И стыд, стыд от сознания, что это так, никогда! не покидал Джека. Его мать и сестра плакали, волновались, пытались приободрить друг друга, ходили в церковь, снова плакали, мыли и вытирали посуду, и накрывали на стол, и убирали со стола, и все время как будто избегали Джека, словно чувствовали, что он знает что-то такое, чего не знают они. Некую более глубокую, более сложную истину, — истину, которая приведет только к еще худшему. К новому преступлению.
Он весь сжимался от стыда. «Это наказание за то, что он наделал, — думал Джек. — Но он-то в безопасности — в тюрьме, а я здесь, на свободе, и живу».
И — снова назад, в Дом правосудия — в уголовный суд. Назад, в огромное мрачное величественное старинное здание с широкими ступенями парадной лестницы, где толпится столько народу, вечно толпится столько народу. Застывшие, настороженные фигуры. Бродяги. Обычные люди. Хорошо одетые мужчины с чемоданчиками быстро взбегают по ступеням. В первый день суда Джек, его мать и сестра были поражены, увидев столько народу, а в самом здании столько коридоров, комнат, залов заседаний, точно преступление — совсем и не важно, точно отца Джека могли бы судить в любом из этих залов, за любое преступление. Какое это может иметь значение при таком скоплении народа? Кто это заметит, кому будет не все равно? А вокруг Дома правосудия все такое жалкое: лавки ростовщиков, кабаки, магазинчики, где в витрине выставлены всякие бланки, винные лавки с зарешеченными окнами.
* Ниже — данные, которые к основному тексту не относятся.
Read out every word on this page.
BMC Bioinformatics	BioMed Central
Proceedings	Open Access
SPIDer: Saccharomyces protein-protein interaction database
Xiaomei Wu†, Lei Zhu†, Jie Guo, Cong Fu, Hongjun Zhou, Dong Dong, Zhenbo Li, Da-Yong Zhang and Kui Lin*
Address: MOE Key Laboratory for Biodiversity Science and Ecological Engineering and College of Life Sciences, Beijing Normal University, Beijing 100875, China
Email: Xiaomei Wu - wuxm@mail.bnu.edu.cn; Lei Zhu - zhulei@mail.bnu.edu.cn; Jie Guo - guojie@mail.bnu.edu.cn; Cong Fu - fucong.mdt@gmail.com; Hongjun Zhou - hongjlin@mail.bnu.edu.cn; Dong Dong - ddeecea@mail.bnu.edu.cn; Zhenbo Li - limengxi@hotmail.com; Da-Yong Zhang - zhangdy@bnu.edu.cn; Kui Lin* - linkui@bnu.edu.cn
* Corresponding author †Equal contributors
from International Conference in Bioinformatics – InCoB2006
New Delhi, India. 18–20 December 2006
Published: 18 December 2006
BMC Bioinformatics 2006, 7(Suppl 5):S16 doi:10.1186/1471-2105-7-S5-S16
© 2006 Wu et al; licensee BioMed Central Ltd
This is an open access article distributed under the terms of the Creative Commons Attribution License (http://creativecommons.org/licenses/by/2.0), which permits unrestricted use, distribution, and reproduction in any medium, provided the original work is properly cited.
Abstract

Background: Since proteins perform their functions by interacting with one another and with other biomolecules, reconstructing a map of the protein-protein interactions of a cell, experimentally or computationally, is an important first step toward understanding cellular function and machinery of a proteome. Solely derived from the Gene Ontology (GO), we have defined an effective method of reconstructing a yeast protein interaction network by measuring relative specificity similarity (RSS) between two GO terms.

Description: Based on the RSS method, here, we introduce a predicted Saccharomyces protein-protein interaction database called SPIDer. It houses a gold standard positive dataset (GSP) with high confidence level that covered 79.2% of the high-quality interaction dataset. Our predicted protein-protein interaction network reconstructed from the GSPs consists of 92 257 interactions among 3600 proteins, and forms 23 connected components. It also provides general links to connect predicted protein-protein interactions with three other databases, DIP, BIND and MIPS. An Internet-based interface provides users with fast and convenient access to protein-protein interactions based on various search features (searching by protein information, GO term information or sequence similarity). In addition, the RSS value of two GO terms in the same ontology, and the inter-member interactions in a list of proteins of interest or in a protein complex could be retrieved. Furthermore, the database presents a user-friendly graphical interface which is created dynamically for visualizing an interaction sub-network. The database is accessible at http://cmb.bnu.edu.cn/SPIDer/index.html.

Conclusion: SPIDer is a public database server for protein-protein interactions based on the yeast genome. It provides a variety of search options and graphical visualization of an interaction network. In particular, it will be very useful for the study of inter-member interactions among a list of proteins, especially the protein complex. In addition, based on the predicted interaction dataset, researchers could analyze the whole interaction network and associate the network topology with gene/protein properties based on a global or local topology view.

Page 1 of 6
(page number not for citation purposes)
Они прошли в № 106 — их зал заседаний. В коридорах люди стояли группками, белые и черные; в одном месте длинная очередь, извиваясь, исчезала где-то вдали; кто-то сидел, кто-то стоял, а в другом месте скамейки составлены и люди сидели как бы в загородке, ждали. Когда Джек впервые это увидел, его охватила паника. Они в клетке, в загоне. А снаружи другие люди — стоят, курят и беседуют, и смеются как ни в чем не бывало. Никто, казалось, не обращал на это внимания — на то, что люди разделены на две группы: одни внутри, другие снаружи. Самим людям, казалось, это было безразлично. Атмосфера в старом здании царила оживленная, несерьезная. Все взволнованные разговоры — Поможете вы мне? А как вы мне поможете, я хочу знать! — сливались в неясный шум — гудение голосов, мужских голосов, которые так хорошо монтировались друг с другом. Это не было музыкой, но звучало как музыка.
По мере того как шел суд, Джек все больше страшился этого пути по коридору к залу заседаний — их залу заседаний; он чуть ли не намеренно замедлял шаг, ему хотелось помедлить, чтобы послушать этих, других, людей — они были так полны жизни! Он ненавидел унылую грустную тягомотину суда над отцом, нагромождение фактов, фактов, от которых не уйдешь, тогда как здесь, в коридорах, люди, такие удивительно живые, ведут борьбу за кусочек жизни, — юристы, которых легко выделить из общей массы, не так хорошо одетые и не с таким значительным голосом, как Марвин Хоу, но безошибочно узнаваемые, и арестованные, которые кажутся людьми совсем обычными, ничем не выделяющимися из толпы — ни в лицах их, ни в позах нет ничего угрожающего. Да они вообще никогда не были опасны — ведь среди этих людей нет убийц.